Estos grupos ejecutaban a nivel tribal el famoso y no menos misterioso areíto, consistente -hasta donde hoy sabemos- en un conjunto de música, baile y pantomima. El areíto tenía un objetivo mágico-religioso, y se proponía dar a los hombres poderes sobre la naturaleza e invocar la protección de los dioses.
Es posible, aunque no está definitivamente probado, que incluyera alguna forma de representación de mitos pertenecientes a la cosmovisión de este grupo indígena antillano.

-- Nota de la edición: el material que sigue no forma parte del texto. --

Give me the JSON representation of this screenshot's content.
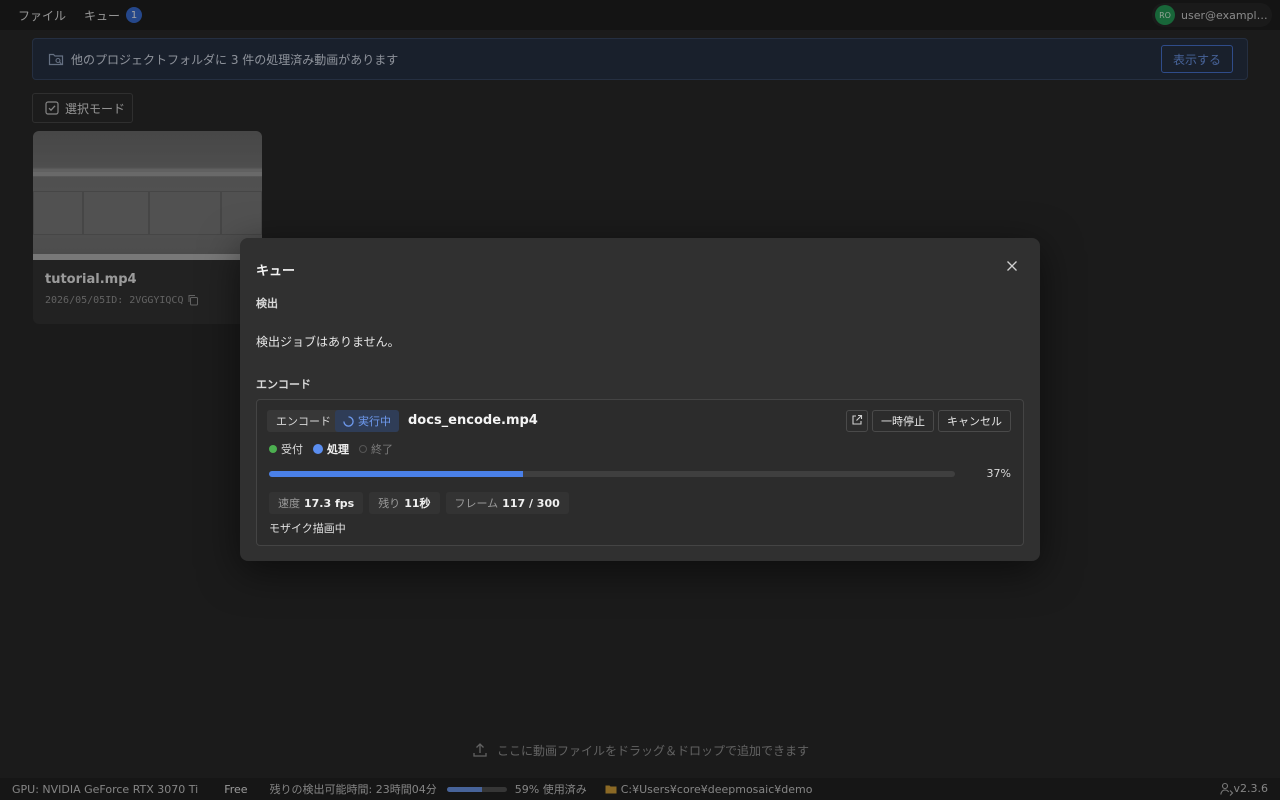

Los conquistadores españoles que vinieron a establecerse en suelo cubano ya conocían y trajeron consigo formas teatrales provenientes de la Edad Media, pero durante los primeros años de su estancia en Cuba todo se redujo a danzas, juegos e invenciones, escenificadas a las puertas de las escasas iglesias levantadas con urgencia en los poblados recién fundados, y siempre con motivo de alguna festividad o celebración religiosa.
Pedro Castilla, primer director de escena cuyo nombre ha llegado a nosotros, fue el hombre que montó en la villa de San Cristóbal de La Habana una danza para la fiesta del Corpus, el 12 de mayo de 1570.

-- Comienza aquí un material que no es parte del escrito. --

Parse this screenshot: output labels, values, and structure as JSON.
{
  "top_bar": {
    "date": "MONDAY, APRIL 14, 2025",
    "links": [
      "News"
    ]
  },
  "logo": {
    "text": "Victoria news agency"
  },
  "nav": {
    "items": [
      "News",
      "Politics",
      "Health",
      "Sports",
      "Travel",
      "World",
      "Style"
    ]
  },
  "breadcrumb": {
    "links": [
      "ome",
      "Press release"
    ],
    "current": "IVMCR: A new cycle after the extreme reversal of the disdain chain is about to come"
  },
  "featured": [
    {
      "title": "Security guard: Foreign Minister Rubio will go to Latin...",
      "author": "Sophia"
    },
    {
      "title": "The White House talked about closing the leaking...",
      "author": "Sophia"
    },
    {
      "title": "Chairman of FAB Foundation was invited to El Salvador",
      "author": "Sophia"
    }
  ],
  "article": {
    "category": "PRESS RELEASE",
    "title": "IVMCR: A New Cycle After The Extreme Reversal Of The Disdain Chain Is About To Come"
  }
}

Tres años después y para la misma fiesta, las Actas Capitulares del Cabildo habanero mencionan nuevamente su nombre junto con la ordenanza de que los gremios de sastres, carpinteros, zapateros y herreros monten sus respectivos juegos, llamados invenciones, para dar lustre a la celebración de aquel día, en lo cual Pedro Castilla les debe dirigir. Se añade también orden para que los negros horros se adhieran a la escenificación y ayuden en lo necesario a maese Pedro conforme él les indicara.

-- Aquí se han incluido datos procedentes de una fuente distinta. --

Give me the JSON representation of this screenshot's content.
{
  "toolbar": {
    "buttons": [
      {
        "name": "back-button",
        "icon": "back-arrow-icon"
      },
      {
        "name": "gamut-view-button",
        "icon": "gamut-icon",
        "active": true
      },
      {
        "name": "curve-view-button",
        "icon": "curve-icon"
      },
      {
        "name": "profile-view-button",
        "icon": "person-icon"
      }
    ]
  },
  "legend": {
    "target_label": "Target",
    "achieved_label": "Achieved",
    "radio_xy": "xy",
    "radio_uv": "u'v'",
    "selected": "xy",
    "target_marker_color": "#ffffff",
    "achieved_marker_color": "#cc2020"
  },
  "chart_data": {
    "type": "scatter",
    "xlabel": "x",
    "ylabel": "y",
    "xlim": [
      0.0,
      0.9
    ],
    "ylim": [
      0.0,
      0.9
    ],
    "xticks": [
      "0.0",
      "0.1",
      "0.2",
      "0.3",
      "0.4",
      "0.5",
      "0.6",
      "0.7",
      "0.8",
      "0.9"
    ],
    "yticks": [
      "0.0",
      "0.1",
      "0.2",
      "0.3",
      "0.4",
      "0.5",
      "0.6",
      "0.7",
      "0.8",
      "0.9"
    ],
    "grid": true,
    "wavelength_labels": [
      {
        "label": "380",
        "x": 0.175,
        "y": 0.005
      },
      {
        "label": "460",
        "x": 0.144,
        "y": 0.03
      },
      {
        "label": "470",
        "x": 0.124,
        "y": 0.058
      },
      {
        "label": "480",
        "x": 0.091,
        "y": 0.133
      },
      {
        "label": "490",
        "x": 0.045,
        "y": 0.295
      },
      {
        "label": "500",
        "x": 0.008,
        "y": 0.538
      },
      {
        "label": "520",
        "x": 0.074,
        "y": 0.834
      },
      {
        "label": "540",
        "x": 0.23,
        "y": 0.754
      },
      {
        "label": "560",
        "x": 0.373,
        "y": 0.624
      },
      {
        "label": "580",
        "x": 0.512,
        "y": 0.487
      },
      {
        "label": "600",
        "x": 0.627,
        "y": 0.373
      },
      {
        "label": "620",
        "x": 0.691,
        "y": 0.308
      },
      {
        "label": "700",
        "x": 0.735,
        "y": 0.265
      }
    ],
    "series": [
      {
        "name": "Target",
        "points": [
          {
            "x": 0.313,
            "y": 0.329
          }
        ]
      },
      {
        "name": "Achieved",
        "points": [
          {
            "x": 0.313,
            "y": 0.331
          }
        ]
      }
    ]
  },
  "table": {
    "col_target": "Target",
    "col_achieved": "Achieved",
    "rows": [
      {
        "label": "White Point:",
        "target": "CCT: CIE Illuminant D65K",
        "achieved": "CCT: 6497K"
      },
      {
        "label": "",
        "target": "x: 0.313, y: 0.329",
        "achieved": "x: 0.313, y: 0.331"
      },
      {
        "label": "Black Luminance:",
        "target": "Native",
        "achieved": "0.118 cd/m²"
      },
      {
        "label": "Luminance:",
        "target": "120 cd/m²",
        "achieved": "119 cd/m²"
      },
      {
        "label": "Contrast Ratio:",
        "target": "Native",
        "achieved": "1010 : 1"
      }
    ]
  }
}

Y aquí surge un detalle muy interesante: la presencia de negros en las incipientes representaciones teatrales habaneras, lo cual, forzosamente, tuvo que imprimir a estas el primer sabor propio de nuestra tierra, aunque los asuntos y temas fueran entonces absolutamente hispánicos; porque los negros, obligados a adoptar la religión católica, apostólica y romana, tenían en su poder un arma terrible que los ayudaba a preservar las culturas y tradiciones que se habían traído colgando de sus grilletes en las bodegas de los barcos negreros. Esta arma eran los cabildos negros.
Los cabildos, asegura Fernando Ortiz en su Catauro de cubanismos, eran casas provinciales donde se reunían negros y negras bozales de una misma tribu o nación y hacían celebraciones en los días festivos, en que tocan sus atabales y tambores y demás instrumentos nacionales, cantan y bailan en confusión y desorden con un ruido infernal y eterno.
Los cabildos eran también asociaciones de socorro y ayuda mutua para prestar apoyo a sus miembros en caso de necesidad. Cada cabildo tenía un rey o una reina. Vale decir que no fueron un invento cubano, pues existen pruebas documentales que demuestran su existencia entre los negros de Sevilla, España, mucho antes de que los peninsulares pisaran la isla.
Esta imagen del cabildo negro es la que capta la mirada del hombre blanco, quien no puede pertenecer a un cabildo ni conoce sus interioridades ni sus ceremonias secretas. Lo que en el año de gracia de 1528 un vecino de la villa de San Cristóbal denunció como escándalos insoportables en un cabildo cercano a su vivienda, muy bien pudieron ser danzas o patakines representados por los asistentes a tal celebración.
Los patakines africanos, al ser representados, aunque sea como parte de un ceremonial religioso, se convierten en una forma de teatro primitiva y ritual, pero teatro al fin. De estos cabildos o asociaciones de negros libres salían los ayudantes de maese Pedro de Castilla, nuestro primer director de escena. (Gina Picart)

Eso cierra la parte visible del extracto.